Сцена потемнела, и помощник выкатил еще одну стойку с небольшой соляритовой лампой. Лампа неистово пылала, но накрывавший ее колпак пропускал наружу лишь узкий пучок света. Направив свет на оголенную плоть древесника, Дария какое-то время подбирала точное расположение лампы; вероятно, она хотела подчеркнуть какую-то конкретную особенность его тела, но объяснять свой выбор не стала.

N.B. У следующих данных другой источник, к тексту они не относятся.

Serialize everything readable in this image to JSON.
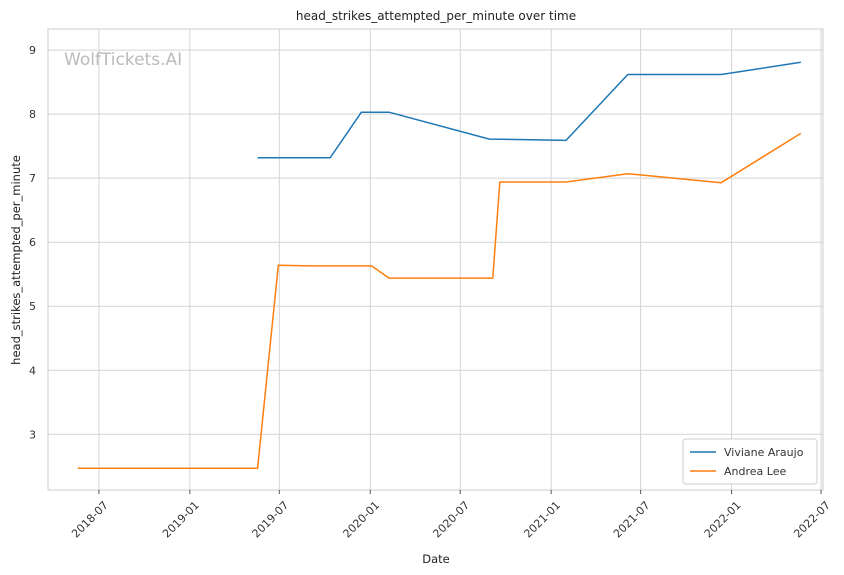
{
  "watermark": "WolfTickets.AI",
  "chart_data": {
    "type": "line",
    "title": "head_strikes_attempted_per_minute over time",
    "xlabel": "Date",
    "ylabel": "head_strikes_attempted_per_minute",
    "x_axis": "date",
    "xlim": [
      "2018-03-20",
      "2022-07-05"
    ],
    "ylim": [
      2.13,
      9.33
    ],
    "x_ticks": [
      "2018-07",
      "2019-01",
      "2019-07",
      "2020-01",
      "2020-07",
      "2021-01",
      "2021-07",
      "2022-01",
      "2022-07"
    ],
    "y_ticks": [
      3,
      4,
      5,
      6,
      7,
      8,
      9
    ],
    "grid": true,
    "legend_position": "bottom-right",
    "series": [
      {
        "name": "Viviane Araujo",
        "color": "#1f77b4",
        "points": [
          {
            "x": "2019-05-18",
            "y": 7.32
          },
          {
            "x": "2019-10-12",
            "y": 7.32
          },
          {
            "x": "2019-12-14",
            "y": 8.03
          },
          {
            "x": "2020-02-08",
            "y": 8.03
          },
          {
            "x": "2020-08-29",
            "y": 7.61
          },
          {
            "x": "2021-01-31",
            "y": 7.59
          },
          {
            "x": "2021-06-05",
            "y": 8.62
          },
          {
            "x": "2021-12-11",
            "y": 8.62
          },
          {
            "x": "2022-05-21",
            "y": 8.81
          }
        ]
      },
      {
        "name": "Andrea Lee",
        "color": "#ff7f0e",
        "points": [
          {
            "x": "2018-05-19",
            "y": 2.47
          },
          {
            "x": "2019-05-18",
            "y": 2.47
          },
          {
            "x": "2019-06-29",
            "y": 5.64
          },
          {
            "x": "2019-08-31",
            "y": 5.63
          },
          {
            "x": "2020-01-04",
            "y": 5.63
          },
          {
            "x": "2020-02-08",
            "y": 5.44
          },
          {
            "x": "2020-09-05",
            "y": 5.44
          },
          {
            "x": "2020-09-19",
            "y": 6.94
          },
          {
            "x": "2021-01-31",
            "y": 6.94
          },
          {
            "x": "2021-06-05",
            "y": 7.07
          },
          {
            "x": "2021-12-11",
            "y": 6.93
          },
          {
            "x": "2022-05-21",
            "y": 7.7
          }
        ]
      }
    ]
  }
}
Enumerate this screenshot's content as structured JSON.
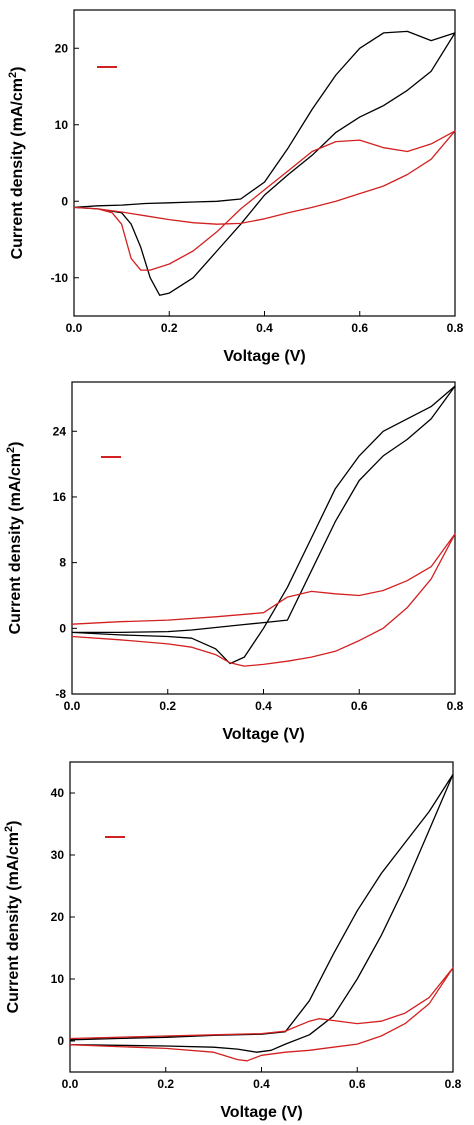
{
  "chart_data": [
    {
      "type": "line",
      "xlabel": "Voltage (V)",
      "ylabel": "Current density (mA/cm",
      "ylabel_sup": "2",
      "ylabel_close": ")",
      "xlim": [
        0.0,
        0.8
      ],
      "ylim": [
        -15,
        25
      ],
      "xticks": [
        0.0,
        0.2,
        0.4,
        0.6,
        0.8
      ],
      "yticks": [
        -10,
        0,
        10,
        20
      ],
      "xtick_labels": [
        "0.0",
        "0.2",
        "0.4",
        "0.6",
        "0.8"
      ],
      "ytick_labels": [
        "-10",
        "0",
        "10",
        "20"
      ],
      "grid": false,
      "legend_position": "top-left",
      "series": [
        {
          "color": "#000000",
          "x": [
            0.0,
            0.05,
            0.1,
            0.15,
            0.2,
            0.25,
            0.3,
            0.35,
            0.4,
            0.45,
            0.5,
            0.55,
            0.6,
            0.65,
            0.7,
            0.75,
            0.8,
            0.8,
            0.75,
            0.7,
            0.65,
            0.6,
            0.55,
            0.5,
            0.45,
            0.4,
            0.35,
            0.3,
            0.25,
            0.2,
            0.18,
            0.16,
            0.14,
            0.12,
            0.1,
            0.05,
            0.0
          ],
          "y": [
            -0.8,
            -0.6,
            -0.5,
            -0.3,
            -0.2,
            -0.1,
            0.0,
            0.3,
            2.5,
            7.0,
            12.0,
            16.5,
            20.0,
            22.0,
            22.2,
            21.0,
            22.0,
            22.0,
            17.0,
            14.5,
            12.5,
            11.0,
            9.0,
            6.0,
            3.5,
            0.8,
            -3.0,
            -6.5,
            -10.0,
            -12.0,
            -12.3,
            -10.0,
            -6.0,
            -3.0,
            -1.5,
            -1.0,
            -0.8
          ]
        },
        {
          "color": "#d32020",
          "x": [
            0.0,
            0.05,
            0.08,
            0.1,
            0.12,
            0.14,
            0.16,
            0.2,
            0.25,
            0.3,
            0.35,
            0.4,
            0.45,
            0.5,
            0.55,
            0.6,
            0.65,
            0.7,
            0.75,
            0.8,
            0.8,
            0.75,
            0.7,
            0.65,
            0.6,
            0.55,
            0.5,
            0.45,
            0.4,
            0.35,
            0.3,
            0.25,
            0.2,
            0.15,
            0.1,
            0.05,
            0.0
          ],
          "y": [
            -0.8,
            -1.0,
            -1.5,
            -3.0,
            -7.5,
            -9.0,
            -9.0,
            -8.2,
            -6.5,
            -4.0,
            -1.0,
            1.5,
            4.0,
            6.5,
            7.8,
            8.0,
            7.0,
            6.5,
            7.5,
            9.2,
            9.2,
            5.5,
            3.5,
            2.0,
            1.0,
            0.0,
            -0.8,
            -1.5,
            -2.3,
            -2.9,
            -3.0,
            -2.8,
            -2.4,
            -1.9,
            -1.4,
            -1.0,
            -0.8
          ]
        }
      ]
    },
    {
      "type": "line",
      "xlabel": "Voltage (V)",
      "ylabel": "Current density (mA/cm",
      "ylabel_sup": "2",
      "ylabel_close": ")",
      "xlim": [
        0.0,
        0.8
      ],
      "ylim": [
        -8,
        30
      ],
      "xticks": [
        0.0,
        0.2,
        0.4,
        0.6,
        0.8
      ],
      "yticks": [
        -8,
        0,
        8,
        16,
        24
      ],
      "xtick_labels": [
        "0.0",
        "0.2",
        "0.4",
        "0.6",
        "0.8"
      ],
      "ytick_labels": [
        "-8",
        "0",
        "8",
        "16",
        "24"
      ],
      "grid": false,
      "legend_position": "top-left",
      "series": [
        {
          "color": "#000000",
          "x": [
            0.0,
            0.1,
            0.2,
            0.25,
            0.3,
            0.35,
            0.4,
            0.45,
            0.5,
            0.55,
            0.6,
            0.65,
            0.7,
            0.75,
            0.8,
            0.8,
            0.75,
            0.7,
            0.65,
            0.6,
            0.55,
            0.5,
            0.45,
            0.42,
            0.4,
            0.36,
            0.33,
            0.3,
            0.25,
            0.2,
            0.1,
            0.0
          ],
          "y": [
            -0.5,
            -0.5,
            -0.4,
            -0.2,
            0.1,
            0.4,
            0.7,
            1.0,
            7.0,
            13.0,
            18.0,
            21.0,
            23.0,
            25.5,
            29.5,
            29.5,
            27.0,
            25.5,
            24.0,
            21.0,
            17.0,
            11.0,
            5.0,
            2.0,
            0.0,
            -3.5,
            -4.3,
            -2.5,
            -1.2,
            -1.0,
            -0.8,
            -0.5
          ]
        },
        {
          "color": "#d32020",
          "x": [
            0.0,
            0.1,
            0.2,
            0.3,
            0.4,
            0.45,
            0.5,
            0.55,
            0.6,
            0.65,
            0.7,
            0.75,
            0.8,
            0.8,
            0.75,
            0.7,
            0.65,
            0.6,
            0.55,
            0.5,
            0.45,
            0.4,
            0.36,
            0.33,
            0.3,
            0.25,
            0.2,
            0.1,
            0.0
          ],
          "y": [
            0.5,
            0.8,
            1.0,
            1.4,
            1.9,
            3.8,
            4.5,
            4.2,
            4.0,
            4.6,
            5.8,
            7.5,
            11.5,
            11.5,
            6.0,
            2.5,
            0.0,
            -1.5,
            -2.8,
            -3.5,
            -4.0,
            -4.4,
            -4.6,
            -4.2,
            -3.2,
            -2.3,
            -1.9,
            -1.4,
            -1.0
          ]
        }
      ]
    },
    {
      "type": "line",
      "xlabel": "Voltage (V)",
      "ylabel": "Current density (mA/cm",
      "ylabel_sup": "2",
      "ylabel_close": ")",
      "xlim": [
        0.0,
        0.8
      ],
      "ylim": [
        -5,
        45
      ],
      "xticks": [
        0.0,
        0.2,
        0.4,
        0.6,
        0.8
      ],
      "yticks": [
        0,
        10,
        20,
        30,
        40
      ],
      "xtick_labels": [
        "0.0",
        "0.2",
        "0.4",
        "0.6",
        "0.8"
      ],
      "ytick_labels": [
        "0",
        "10",
        "20",
        "30",
        "40"
      ],
      "grid": false,
      "legend_position": "top-left",
      "series": [
        {
          "color": "#000000",
          "x": [
            0.0,
            0.1,
            0.2,
            0.3,
            0.4,
            0.45,
            0.5,
            0.55,
            0.6,
            0.65,
            0.7,
            0.75,
            0.8,
            0.8,
            0.75,
            0.7,
            0.65,
            0.6,
            0.55,
            0.5,
            0.45,
            0.42,
            0.39,
            0.35,
            0.3,
            0.2,
            0.1,
            0.0
          ],
          "y": [
            0.2,
            0.4,
            0.6,
            0.9,
            1.1,
            1.5,
            6.5,
            14.0,
            21.0,
            27.0,
            32.0,
            37.0,
            43.0,
            43.0,
            34.0,
            25.0,
            17.0,
            10.0,
            4.0,
            1.0,
            -0.5,
            -1.5,
            -1.8,
            -1.3,
            -1.0,
            -0.8,
            -0.7,
            -0.6
          ]
        },
        {
          "color": "#d32020",
          "x": [
            0.0,
            0.1,
            0.2,
            0.3,
            0.4,
            0.45,
            0.5,
            0.52,
            0.55,
            0.6,
            0.65,
            0.7,
            0.75,
            0.8,
            0.8,
            0.75,
            0.7,
            0.65,
            0.6,
            0.55,
            0.5,
            0.45,
            0.4,
            0.37,
            0.35,
            0.3,
            0.2,
            0.1,
            0.0
          ],
          "y": [
            0.4,
            0.6,
            0.8,
            1.0,
            1.2,
            1.6,
            3.2,
            3.6,
            3.3,
            2.8,
            3.2,
            4.5,
            7.0,
            11.8,
            11.8,
            6.0,
            2.8,
            0.8,
            -0.5,
            -1.0,
            -1.5,
            -1.8,
            -2.3,
            -3.2,
            -3.0,
            -1.8,
            -1.2,
            -0.9,
            -0.6
          ]
        }
      ]
    }
  ]
}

Затем она взяла нож и перерезала веревку, которая удерживала одну из рук древесника в приподнятом положении рядом с веткой. По залу пробежал тревожный шепот, но освободившаяся рука не двигалась, а просто свешивалась с плеча, как длинный мешок с мясом.

Дария обратилась к залу:

— Некоторые философы и анатомы высказывали предположение, что для передачи волевого усилия к мышцам наше тело, по всей вероятности, использует газ наподобие воздуха, который распределяется или движется под давлением по всему организму. Мои исследования, однако же, показывают, что на самом деле все проще и вместе с тем удивительнее: наши мышцы получают сигналы… вот так. — Она взяла с тарелки щепотку мелко измельченного порошка и стряхнула ее в огонь. Поглотив вещество, пламя ярко вспыхнуло и окрасилось в желтый цвет — вслед за этим рука древесника качнулась из своего расслабленного состояния, затем дернулась и снова упала.

Публика стала скандировать и топать ногами в знак одобрения. Наклонившись к Ялде, Туллия прошептала:

— Если бы только она заставила его сделать сальто; зрители бы здесь настоящий переворот устроили.

Дария любезно поблагодарила зрителей за их радостные отзывы, а затем жестом попросила тишины; демонстрация еще была не окончена.

— Свет подходящего оттенка способен привести мышцы в движение. Но ограничивается ли этим его роль в нашем теле? Полагаю, что нет.

Свет еще больше померк, и сцена, наконец, погрузилась в полную темноту. Декоративные деревья снова раскрыли свои поблекшие цветы, но лепестки были едва заметны. Из темноты послышалось завывание вращающегося лезвия Дарьиной пилы; когда пила остановилась, Ялда услышала, как Дария сделала несколько шагов по сцене.

Она отошла в сторону, явив взглядам зрителей лоскут мерцающего желтого света. Свет пульсировал и волнообразно перемещался в пространстве; его вид воскресил в сознании Ялды неприятные воспоминания о рое зудней, поедавших ее умирающего дедушку. Правда, эти светящиеся частички не рассеивались в воздухе; зверь вовсе не был пищей для какой-нибудь стайки горе-насекомых. Дария вскрыла древеснику череп, и в данный момент его последние мысли претворялись в жизнь прямо у них на глазах — грустный танец угасающего света, подобный ветру, который в своем порыве заставляет шелестеть умирающий сад.